Мимо дома тянулись похороны. Шли факельщики, лошади показались в траурных попонах, белый с черным катафалк. На нем, в гробу под серебряными венками, лежала старушка. Профиль ее возвышался над ватой и слегка покачивался. Все лицо, с тонким носом, воскового цвета, с темными глазными впадинами, было видно отчетливо.
– Здесь монастырь недалеко и кладбище, – сказал Ахмаков, – я немало этих зрелищ вижу. И сам так же поеду. Но это ничего. Это только театральный занавес, в конце пьесы.
Казмин не ответил. Ему казалось, что и это не совсем верно: вряд ли так уж просто, вряд ли всего занавес.

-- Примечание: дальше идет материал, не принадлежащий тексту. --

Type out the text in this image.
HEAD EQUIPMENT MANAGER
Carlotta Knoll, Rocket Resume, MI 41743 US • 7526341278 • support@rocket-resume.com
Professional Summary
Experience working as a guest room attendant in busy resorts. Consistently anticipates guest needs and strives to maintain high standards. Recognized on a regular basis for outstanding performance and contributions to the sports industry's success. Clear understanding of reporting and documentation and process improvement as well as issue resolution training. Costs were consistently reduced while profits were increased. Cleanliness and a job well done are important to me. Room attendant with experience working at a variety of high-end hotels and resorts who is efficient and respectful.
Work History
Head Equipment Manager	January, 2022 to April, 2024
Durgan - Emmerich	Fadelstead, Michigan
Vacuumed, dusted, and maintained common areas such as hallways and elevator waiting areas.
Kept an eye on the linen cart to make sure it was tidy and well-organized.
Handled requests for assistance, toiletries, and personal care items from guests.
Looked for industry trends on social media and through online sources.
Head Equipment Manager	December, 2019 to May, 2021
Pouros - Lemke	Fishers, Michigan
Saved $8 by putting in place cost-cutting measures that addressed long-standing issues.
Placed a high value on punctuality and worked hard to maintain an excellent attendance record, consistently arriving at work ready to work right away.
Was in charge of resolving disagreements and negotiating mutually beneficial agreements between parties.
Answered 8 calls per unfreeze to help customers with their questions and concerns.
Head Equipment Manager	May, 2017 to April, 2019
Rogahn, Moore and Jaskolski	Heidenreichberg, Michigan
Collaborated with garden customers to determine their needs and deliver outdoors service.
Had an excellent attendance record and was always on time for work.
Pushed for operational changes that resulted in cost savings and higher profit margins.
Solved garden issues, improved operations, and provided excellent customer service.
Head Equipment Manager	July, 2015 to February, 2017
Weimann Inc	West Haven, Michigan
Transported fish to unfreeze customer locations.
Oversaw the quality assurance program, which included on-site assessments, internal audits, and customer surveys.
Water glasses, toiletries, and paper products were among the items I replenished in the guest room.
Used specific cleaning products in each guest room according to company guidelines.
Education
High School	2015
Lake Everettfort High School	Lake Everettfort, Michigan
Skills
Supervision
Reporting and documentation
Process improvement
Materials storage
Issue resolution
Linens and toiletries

В это время на паре в дышло подъехал доктор – немолодой, полный, ленивый человек, в нечистом сюртуке, старорусского вида. Он заведывал городской больницей; бывал у Ахмакова часто, имел вид вялый, и постоянно убеждал, что опасности нет.
Начался осмотр, Казмин вышел в сад, в несколько странном состоянии. Что-то его задело в рассказе Ахмакове о сыне. Он прошелся по кленовой аллейке. За каменной стеной подымались елочки соседнего сада. Голуби кружили над голубятней. Глухо лаял пес.